Rapid Runoff - Large amounts of water move rapidly over the surface of the soil. Generally, only a small part moves into the soil profile. For land judging, land with slopes of 8% or more (moderately sloping, or greater) will be classified as having rapid runoff. This condition increases erosion hazards and is a limiting factor in land use.
Moderate Runoff - Applies to surface water when it flows slowly enough that a moderate portion of the water enters the soil. Water puddles on the surface for only short periods. Slope is greater than 1% and is less than 8%. It causes little or no erosion hazard and is not a limiting factor in land use.
Slow Runoff - Applies to water flowing away so slowly that water covers the soil for moderate periods. While this condition causes little or no erosion hazards, it can interfere with soil cultivation. Slow runoff occurs on level land (0 to 1% slope) and is not a limiting factor in land use.
Very Slow Runoff - Applies to surface water more or less standing on the surface for long periods in depressional areas. Water on the surface has no outlet. Most of the water either passes through the soil or evaporates. On coarse-textured soils, water may enter the soil immediately and cause leaching. It interferes with soil cultivation and limits the types of plants which may be grown. This condition is undesirable and is a limiting factor in land use.
Slope is the number of feet of rise or fall in each 100 feet of land and is expressed in percent. In land judging contests, the area to be measured for slope is marked by two, four-foot, wooden surveyor's stakes driven in to the same height. In West Virginia, the slope stakes are always placed 50 feet apart. No mechanical levels may be used in land judging contests. To determine slope without instruments, place yourself 15 to 20 feet to the downhill side of the slope line made by the slope stakes. Use a straight edge (clipboard or scorecard) or your finger tips.
If you use a straight edge, hold the edge with the finger tips of both hands, clamping your elbows to your body, and sight the edge on the bottom of the higher stake. Turn your body from the waist, holding your arms and straight edge in a rigid position, until you can sight across the lower adjacent stake. At this point, you estimate the height from ground level to the highest point you estimated on the lower stake, and from there arrive at the percent slope.
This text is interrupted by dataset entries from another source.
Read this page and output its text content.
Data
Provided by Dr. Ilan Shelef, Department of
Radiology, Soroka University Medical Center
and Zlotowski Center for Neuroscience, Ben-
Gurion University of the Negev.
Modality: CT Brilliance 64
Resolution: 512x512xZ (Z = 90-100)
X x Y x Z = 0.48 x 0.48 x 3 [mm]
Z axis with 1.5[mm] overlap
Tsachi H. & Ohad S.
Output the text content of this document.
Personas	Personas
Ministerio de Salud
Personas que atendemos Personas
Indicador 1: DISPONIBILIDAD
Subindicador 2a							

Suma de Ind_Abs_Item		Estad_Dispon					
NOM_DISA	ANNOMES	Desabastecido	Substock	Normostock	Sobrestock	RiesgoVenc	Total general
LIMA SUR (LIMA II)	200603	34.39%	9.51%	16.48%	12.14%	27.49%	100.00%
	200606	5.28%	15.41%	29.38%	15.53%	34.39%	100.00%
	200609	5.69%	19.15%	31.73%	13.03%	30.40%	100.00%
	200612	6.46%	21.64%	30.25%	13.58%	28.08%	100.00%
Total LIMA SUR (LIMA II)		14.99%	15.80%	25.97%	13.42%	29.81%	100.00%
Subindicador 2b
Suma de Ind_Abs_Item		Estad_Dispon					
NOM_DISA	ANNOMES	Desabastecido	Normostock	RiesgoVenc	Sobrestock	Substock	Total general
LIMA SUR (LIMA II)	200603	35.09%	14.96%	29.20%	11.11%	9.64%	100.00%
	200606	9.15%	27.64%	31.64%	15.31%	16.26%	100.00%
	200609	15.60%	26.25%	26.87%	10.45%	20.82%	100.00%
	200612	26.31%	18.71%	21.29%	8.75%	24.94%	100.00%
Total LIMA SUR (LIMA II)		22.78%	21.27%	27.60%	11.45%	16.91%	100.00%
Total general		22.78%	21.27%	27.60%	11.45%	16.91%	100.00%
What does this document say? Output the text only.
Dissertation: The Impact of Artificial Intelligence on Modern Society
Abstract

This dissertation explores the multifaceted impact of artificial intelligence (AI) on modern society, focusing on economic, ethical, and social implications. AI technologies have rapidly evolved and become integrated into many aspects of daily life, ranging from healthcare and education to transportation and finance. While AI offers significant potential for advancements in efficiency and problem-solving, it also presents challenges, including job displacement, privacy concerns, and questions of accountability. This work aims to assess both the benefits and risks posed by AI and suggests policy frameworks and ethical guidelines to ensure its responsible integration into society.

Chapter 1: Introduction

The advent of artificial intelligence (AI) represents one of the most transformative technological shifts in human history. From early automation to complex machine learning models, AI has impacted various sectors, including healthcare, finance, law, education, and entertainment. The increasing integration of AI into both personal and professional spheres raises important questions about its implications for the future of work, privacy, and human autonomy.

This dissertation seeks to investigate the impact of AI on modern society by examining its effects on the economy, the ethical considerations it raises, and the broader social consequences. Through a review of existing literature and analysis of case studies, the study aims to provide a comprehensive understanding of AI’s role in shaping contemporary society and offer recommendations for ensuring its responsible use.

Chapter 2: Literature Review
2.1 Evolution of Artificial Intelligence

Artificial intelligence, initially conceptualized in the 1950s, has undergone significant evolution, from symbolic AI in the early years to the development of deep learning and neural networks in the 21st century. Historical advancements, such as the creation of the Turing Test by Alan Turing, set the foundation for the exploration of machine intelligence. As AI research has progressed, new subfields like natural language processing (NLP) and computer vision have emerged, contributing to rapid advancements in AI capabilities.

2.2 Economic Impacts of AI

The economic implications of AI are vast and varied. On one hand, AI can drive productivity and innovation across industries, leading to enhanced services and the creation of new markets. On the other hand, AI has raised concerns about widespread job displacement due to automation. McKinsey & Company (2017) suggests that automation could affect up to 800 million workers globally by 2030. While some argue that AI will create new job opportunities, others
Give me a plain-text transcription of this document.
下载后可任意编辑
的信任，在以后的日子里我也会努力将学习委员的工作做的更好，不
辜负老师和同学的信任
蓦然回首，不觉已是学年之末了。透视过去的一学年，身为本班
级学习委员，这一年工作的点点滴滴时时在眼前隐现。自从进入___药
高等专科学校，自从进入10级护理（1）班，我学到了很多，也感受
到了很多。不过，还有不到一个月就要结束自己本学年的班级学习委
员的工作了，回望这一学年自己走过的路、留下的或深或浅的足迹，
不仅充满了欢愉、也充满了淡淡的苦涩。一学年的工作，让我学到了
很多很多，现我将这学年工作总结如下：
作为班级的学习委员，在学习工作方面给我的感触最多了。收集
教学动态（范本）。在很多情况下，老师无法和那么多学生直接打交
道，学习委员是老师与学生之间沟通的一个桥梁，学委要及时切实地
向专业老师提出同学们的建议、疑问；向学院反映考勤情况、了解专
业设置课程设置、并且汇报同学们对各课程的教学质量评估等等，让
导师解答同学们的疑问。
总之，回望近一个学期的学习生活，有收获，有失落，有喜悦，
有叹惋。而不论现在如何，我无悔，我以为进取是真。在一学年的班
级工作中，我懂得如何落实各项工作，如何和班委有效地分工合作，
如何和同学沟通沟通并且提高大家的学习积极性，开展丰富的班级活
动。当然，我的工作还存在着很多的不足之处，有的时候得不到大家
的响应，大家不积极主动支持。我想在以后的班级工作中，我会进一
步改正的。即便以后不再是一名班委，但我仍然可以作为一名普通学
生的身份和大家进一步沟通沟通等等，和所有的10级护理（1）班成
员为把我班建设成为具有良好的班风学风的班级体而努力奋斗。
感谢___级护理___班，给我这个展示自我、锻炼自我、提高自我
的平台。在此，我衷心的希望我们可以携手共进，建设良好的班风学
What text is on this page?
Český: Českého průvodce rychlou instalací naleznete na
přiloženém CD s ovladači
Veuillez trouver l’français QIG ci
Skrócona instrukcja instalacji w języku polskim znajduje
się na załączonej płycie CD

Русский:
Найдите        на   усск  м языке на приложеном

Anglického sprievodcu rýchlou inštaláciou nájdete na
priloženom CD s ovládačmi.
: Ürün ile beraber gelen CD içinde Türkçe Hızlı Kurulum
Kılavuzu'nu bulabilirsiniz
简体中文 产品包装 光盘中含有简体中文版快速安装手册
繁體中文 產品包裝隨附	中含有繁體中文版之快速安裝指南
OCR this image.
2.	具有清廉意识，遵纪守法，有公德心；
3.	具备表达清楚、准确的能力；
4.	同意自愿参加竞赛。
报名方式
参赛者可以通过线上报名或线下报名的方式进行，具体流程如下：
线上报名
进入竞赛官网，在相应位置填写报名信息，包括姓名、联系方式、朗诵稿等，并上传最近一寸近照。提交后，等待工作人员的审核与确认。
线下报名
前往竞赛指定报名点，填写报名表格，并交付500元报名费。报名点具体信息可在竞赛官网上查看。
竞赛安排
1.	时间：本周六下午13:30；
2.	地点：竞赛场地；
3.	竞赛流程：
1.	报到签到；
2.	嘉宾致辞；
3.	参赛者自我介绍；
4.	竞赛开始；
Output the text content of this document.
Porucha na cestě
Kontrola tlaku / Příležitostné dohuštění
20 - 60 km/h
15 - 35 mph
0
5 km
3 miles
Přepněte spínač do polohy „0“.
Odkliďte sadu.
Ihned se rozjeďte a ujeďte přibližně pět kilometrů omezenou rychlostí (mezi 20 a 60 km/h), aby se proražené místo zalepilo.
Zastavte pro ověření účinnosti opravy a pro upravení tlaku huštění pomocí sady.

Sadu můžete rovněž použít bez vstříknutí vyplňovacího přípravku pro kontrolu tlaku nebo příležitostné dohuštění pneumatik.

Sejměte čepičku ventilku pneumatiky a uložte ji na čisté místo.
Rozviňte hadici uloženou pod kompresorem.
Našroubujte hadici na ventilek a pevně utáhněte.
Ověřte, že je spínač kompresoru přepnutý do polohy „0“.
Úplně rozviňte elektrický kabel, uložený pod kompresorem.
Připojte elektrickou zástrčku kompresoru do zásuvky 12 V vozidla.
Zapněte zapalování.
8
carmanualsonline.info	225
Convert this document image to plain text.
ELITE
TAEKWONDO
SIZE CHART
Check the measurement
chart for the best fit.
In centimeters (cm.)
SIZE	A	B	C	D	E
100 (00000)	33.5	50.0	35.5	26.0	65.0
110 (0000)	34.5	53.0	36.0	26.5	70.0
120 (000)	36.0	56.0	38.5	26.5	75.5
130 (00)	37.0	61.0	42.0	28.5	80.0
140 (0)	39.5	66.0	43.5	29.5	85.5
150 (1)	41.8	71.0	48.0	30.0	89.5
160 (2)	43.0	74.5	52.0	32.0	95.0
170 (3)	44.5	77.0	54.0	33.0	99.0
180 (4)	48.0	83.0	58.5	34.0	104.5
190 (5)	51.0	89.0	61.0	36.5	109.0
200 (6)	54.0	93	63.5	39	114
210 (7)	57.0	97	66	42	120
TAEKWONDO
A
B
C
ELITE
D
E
If you use your arm, place yourself in the same position (15 to 20 feet downhill of slope line) and extend one of your arms until you can sight over your finger tips to ground level at the higher stake. Then holding your arm rigid, turn your body from the waist until your line of sight is directly on the lower stake. Again, estimate the distance from ground level to the point you estimated on the lower stake. Judging slope correctly requires a great deal of practice. Slope classes are:
Flooding hazard is a term related to land along streams which is subject to occasional or periodic overflows (floodplain or bottomland). For agricultural land use purposes, flooding hazards are grouped in three classes. Flood hazards are given on the field sign.
None to Slight - Floods less than one year out of four. This is not a serious limitation to agricultural use and is not a limiting factor.
Occasional or Moderate - Floods one or two years in four. While this is not too serious, it may be considered a hazard and is a limiting factor.
Frequent or Severe - This land floods often; more than two years in four. It is a severe hazard and is a limiting factor.